Se contassem, nem ele acreditaria.
Sexta-feira. Final do expediente. Renato Costa Souza Aguiar está em sua sala. Dona Lívia, a secretária, avisa pelo interfone:
- Doutor Aguiar, tem uma mulher aqui na recepção, ela disse que o senhor a está esperando, mas eu não tenho nada agendado.
Aguiar sentiu um tremendo frio na barriga que escalou sua espinha e gelou.
- O nome Dona Lívia? Pergunte o nome.
- Disse que o senhor a conhece.
- De onde?
- Da noite passada.
Ele fez de novo.

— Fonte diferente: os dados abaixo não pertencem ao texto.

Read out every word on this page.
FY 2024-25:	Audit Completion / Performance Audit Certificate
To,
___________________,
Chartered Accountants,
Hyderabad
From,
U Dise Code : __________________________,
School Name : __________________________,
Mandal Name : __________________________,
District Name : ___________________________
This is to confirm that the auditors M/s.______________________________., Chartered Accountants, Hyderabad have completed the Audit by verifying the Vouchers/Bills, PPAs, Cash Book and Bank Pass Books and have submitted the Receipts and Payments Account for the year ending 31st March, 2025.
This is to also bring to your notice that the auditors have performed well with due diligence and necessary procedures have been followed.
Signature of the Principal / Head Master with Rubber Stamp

Abusou e desta vez a prova o perseguira, estava bem ali, esperando na recepção. Sabia que isso aconteceria cedo ou tarde, e no ritmo em que andava, mais cedo do que tarde. Logo conheceria a fase terminal da ressaca, a amnésia alcoólica. Em sua memória, não havia rastro nem vulto da tal mulher que aguardava na sala de espera. Respirou fundo, pediu calma a ele mesmo e repetiu várias vezes que aquela não foi à primeira, mas, escapasse ileso, seria a última vez que faria aquilo. Um ataque de pudor, vergonha e arrependimento o fez prometer por todos os Deuses e Céus que jamais chegaria a tal ponto novamente. Nunca mais abandonaria seu corpo, sua alma, jurou, sem dedos cruzados, que não mais deixaria sua sorte nas mãos de dama tão traiçoeira quanto a noite.

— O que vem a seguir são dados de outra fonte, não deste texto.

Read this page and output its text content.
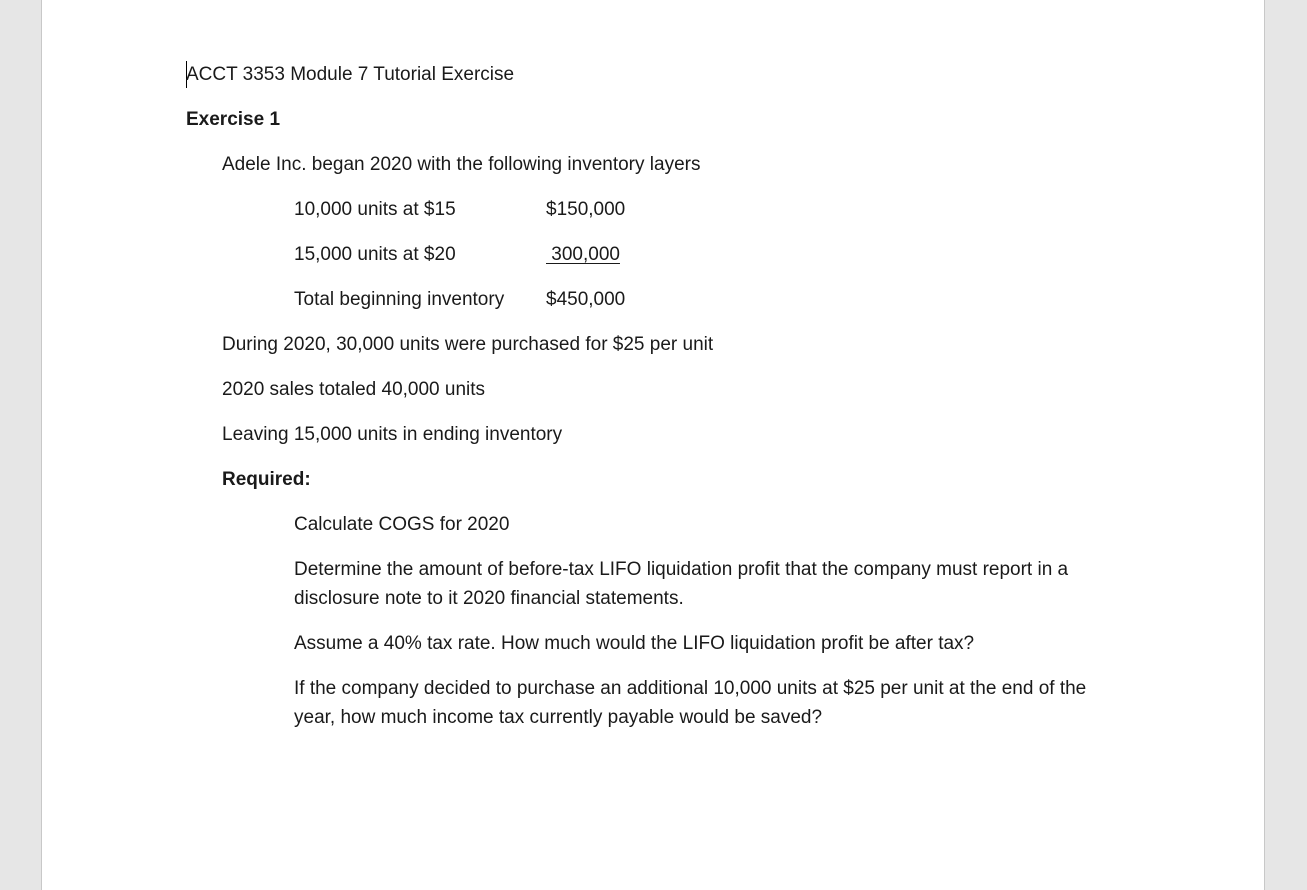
ACCT 3353 Module 7 Tutorial Exercise
Exercise 1
Adele Inc. began 2020 with the following inventory layers
10,000 units at $15	$150,000
15,000 units at $20	300,000
Total beginning inventory $450,000
During 2020, 30,000 units were purchased for $25 per unit
2020 sales totaled 40,000 units
Leaving 15,000 units in ending inventory
Required:
Calculate COGS for 2020
Determine the amount of before-tax LIFO liquidation profit that the company must report in a disclosure note to it 2020 financial statements.
Assume a 40% tax rate. How much would the LIFO liquidation profit be after tax?
If the company decided to purchase an additional 10,000 units at $25 per unit at the end of the year, how much income tax currently payable would be saved?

Aguiar pressiona a tecla do interfone:
- Dona Lívia, descreva para mim essa senhora?
- É...
Lívia levou alguns segundos procurando um adjetivo adequado e disparou:
- Exótica.
- Como exótica? Tem um olho no meio da testa a desgraçada?

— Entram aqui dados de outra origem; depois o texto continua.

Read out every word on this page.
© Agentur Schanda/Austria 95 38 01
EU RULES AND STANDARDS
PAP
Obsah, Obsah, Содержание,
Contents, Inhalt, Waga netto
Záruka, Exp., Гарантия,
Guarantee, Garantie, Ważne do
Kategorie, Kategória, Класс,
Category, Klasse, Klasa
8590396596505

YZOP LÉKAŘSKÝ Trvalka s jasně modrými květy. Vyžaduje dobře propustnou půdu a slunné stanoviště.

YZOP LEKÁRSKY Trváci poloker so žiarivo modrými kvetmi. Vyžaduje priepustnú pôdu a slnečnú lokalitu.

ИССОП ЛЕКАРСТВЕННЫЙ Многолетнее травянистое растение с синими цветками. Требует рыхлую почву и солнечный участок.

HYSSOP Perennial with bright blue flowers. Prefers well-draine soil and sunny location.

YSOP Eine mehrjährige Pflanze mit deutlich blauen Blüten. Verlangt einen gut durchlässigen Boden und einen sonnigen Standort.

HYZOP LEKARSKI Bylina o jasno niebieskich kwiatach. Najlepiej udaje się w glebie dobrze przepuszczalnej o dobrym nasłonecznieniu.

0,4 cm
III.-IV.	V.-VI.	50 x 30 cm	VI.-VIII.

- Bom, ela é morena, mais ou menos um metro e setenta e cinco, olhos claros, muito elegante, educada; finalmente parece que o senhor acertou.
- Um minuto – pediu Aguiar.
Secretária mais abusada, desde quando é da conta dela quando erro ou acerto, se me dou bem ou mal, mas depois eu cuido disso – pensou com ele.
- Diga para ela entrar.
Desta vez, o frio percorreu sua espinha em sentido contrário. Um arrepio de excitação é bem diferente de um calafrio de medo. Que bela surpresa aquela bebedeira teria lhe aprontado? Na dúvida, era melhor estar preparado. Ele correu para o banheiro, se arrumou, retocou o gel dos cabelos. Determinou estrategicamente a posição das duas cadeiras que ficavam logo à sua frente. Sentou-se, respirou fundo e soltou o ar.
Já podia ouvir os passos de Dona Lívia. Ela conduzia a misteriosa mulher pelo corredor. Aguiar observava o exato momento em que, com a mão direita, abriria a maçaneta. Com a mão direita, pois a família Aguiar jamais confiou em canhotos.
- Pode passar minha senhora.
Aguiar pisca uma, duas, três vezes seguidas. Aquilo era uma visão. Como ele podia não lembrar? Em algum lugar de seu cérebro deveria estar registrado aquele acontecimento, aquela noite. Tudo transbordaria do subconsciente para o consciente assim que ela falasse. Era isso, ele precisava fazê-la falar.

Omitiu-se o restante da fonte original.